ClearForce is, therefore, in a position to gather large amounts of data on individuals which would make it easier for them to find insider threats. In their report, they show how they can legally gain control of employee data using certain legal loopholes.
First of all, the company can collect data from any device they give to the employee because it is technically the company’s property. Since they own the device, they can require that any employee who works for the company agree to being monitored in certain ways. Notice, in the diagram, that if the employee does not agree, a report is generated on that employee. My guess is that this automatically leads the company to be suspicious of this non-consenting employee.
But if the employee consents, notice all that they consent to. Basically, data can be collected from everything they do and all the networks they are connected to. This includes all social media data, all electronic communication, and all financial data. At the bottom of this flow chart, there is an algorithm that assesses all of the accumulated information and generates a behavior profile for the employee. After every bit of data is assessed, the algorithm, or people working with the algorithm, determine which portions of the data they’ve already used in the analysis may be legally protected. Is that legally protected data then deleted and the algorithmic assessment recalculated? Not at all. Apparently, there is no crime in accessing this private data, only in distributing it. Thus, this private data can be used to form a more complete profile of the employee. If the employee is found to be behaving irresponsibly, a report is generated and an alert is sent to the employee. However, the ClearForce report points out that, “the alert does not reveal to the user any references to the legally Protected Information which was used to process the alert.” So all the employee knows is that he has done something wrong but nothing about his private information being used to determine this. Here is more information from the report on how ClearForce uses protected information.
“However, to protect the employee’s privacy rights in compliance with federal and state laws, the alert that is generated and supplied (either alone or as part of a report) does not contain any of the legally Protected Information so as to avoid having the legally Protected Information improperly used by the users in deciding how to respond to the alert.”
What makes this more disturbing is the direct or indirect connections ClearForce may have to databases held by the intelligence community.
I have no doubt that ClearForce could develop a powerful algorithm to root out malicious insiders. I have some question whether false positives could ruin someone’s life. I also have to wonder what ClearForce does with the personal information they acquire at each of the companies that use their service.
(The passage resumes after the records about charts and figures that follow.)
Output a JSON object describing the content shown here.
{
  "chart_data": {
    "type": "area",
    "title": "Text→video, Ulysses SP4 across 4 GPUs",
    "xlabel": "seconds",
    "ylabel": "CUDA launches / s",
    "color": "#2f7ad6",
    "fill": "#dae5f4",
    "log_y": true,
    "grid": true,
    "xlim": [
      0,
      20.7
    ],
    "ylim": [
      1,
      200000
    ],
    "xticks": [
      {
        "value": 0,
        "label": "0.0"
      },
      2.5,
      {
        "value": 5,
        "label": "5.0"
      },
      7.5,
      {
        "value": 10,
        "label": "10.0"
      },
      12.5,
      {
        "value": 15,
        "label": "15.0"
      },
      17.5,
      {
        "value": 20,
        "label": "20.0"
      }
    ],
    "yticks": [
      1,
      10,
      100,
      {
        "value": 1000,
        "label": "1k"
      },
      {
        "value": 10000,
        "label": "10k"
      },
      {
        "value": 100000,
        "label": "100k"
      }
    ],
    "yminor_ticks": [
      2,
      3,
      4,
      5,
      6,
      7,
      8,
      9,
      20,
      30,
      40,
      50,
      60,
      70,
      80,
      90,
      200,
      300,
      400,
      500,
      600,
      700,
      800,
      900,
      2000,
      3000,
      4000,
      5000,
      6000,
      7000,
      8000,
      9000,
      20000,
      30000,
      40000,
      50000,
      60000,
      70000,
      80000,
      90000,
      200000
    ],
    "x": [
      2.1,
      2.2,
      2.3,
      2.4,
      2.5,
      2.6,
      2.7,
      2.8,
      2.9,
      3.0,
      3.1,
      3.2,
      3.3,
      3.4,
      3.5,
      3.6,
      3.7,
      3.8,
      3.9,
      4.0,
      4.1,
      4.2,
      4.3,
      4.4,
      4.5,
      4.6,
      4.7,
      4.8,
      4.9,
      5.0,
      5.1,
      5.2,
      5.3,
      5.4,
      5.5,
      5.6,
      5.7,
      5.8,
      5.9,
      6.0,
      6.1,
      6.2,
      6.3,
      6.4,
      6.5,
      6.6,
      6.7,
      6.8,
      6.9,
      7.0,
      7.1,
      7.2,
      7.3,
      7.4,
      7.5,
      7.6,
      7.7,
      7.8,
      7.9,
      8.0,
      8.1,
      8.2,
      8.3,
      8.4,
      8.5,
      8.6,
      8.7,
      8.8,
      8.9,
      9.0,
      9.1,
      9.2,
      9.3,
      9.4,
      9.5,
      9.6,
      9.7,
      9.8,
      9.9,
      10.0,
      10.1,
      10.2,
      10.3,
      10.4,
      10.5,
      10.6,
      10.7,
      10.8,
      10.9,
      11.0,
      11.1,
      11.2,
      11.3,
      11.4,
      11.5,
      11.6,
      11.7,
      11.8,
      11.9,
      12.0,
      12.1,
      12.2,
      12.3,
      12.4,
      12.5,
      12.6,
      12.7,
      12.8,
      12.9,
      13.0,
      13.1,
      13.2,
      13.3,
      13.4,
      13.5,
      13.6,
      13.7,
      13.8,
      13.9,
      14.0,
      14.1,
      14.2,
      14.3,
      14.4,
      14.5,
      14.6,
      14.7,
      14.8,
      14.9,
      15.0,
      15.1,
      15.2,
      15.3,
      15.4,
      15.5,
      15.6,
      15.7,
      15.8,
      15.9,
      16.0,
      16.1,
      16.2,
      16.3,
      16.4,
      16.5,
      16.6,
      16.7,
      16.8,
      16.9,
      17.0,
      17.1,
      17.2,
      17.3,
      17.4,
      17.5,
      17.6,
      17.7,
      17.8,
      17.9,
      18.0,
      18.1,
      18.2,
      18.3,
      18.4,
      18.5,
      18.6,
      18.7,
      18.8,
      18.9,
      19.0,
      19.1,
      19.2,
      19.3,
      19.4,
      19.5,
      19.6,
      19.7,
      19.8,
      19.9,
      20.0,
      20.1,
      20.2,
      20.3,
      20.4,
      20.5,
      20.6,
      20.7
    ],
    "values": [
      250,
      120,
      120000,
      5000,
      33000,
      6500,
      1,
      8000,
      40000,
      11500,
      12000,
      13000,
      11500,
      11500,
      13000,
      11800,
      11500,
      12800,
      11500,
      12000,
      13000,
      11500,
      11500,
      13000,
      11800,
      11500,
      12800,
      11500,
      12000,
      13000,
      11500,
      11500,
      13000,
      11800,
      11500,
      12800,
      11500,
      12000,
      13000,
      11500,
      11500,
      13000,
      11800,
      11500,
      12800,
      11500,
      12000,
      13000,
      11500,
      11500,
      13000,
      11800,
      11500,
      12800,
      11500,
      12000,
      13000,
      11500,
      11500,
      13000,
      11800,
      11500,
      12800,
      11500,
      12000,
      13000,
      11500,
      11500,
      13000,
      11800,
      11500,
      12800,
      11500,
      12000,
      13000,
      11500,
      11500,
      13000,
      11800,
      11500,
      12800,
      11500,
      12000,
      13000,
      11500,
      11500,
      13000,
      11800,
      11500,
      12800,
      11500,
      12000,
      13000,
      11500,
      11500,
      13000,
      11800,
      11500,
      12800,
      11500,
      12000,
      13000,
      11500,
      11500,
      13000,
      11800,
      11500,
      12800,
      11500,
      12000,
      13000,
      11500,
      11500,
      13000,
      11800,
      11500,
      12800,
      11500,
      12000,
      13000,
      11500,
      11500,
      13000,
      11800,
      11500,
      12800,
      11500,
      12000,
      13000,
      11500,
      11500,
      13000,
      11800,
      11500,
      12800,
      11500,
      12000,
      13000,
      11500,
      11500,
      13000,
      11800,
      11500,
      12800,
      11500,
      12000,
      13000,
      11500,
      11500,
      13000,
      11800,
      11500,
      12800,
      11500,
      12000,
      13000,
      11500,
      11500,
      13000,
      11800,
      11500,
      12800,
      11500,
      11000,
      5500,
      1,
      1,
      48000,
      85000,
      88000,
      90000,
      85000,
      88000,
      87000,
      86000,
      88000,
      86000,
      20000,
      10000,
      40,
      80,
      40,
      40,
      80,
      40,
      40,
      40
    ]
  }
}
Do they destroy it? Do they channel it back to the intelligence community? We simply don’t know. However, at the expense of uncovering a malicious insider, employee trust of the company may be undermined. Employing such an algorithm is not without its risks, from high employee turnover, to loss of reputation, to lawsuits.
It’s still not clear how this algorithm will stop employees who behave well until they don’t. That is, when their behavior does not appear anomalous. Other technologies exist that will stop malicious insiders without compromising employee privacy, employer-employee relations, and the company’s reputation. There is no doubt that good endpoint security is vital in today’s paradigm shift from in-house to in-home work. No company wants to be compromised by bad insider behavior, but no company wants the cost of cybersecurity to be more than the cost of a potential breach.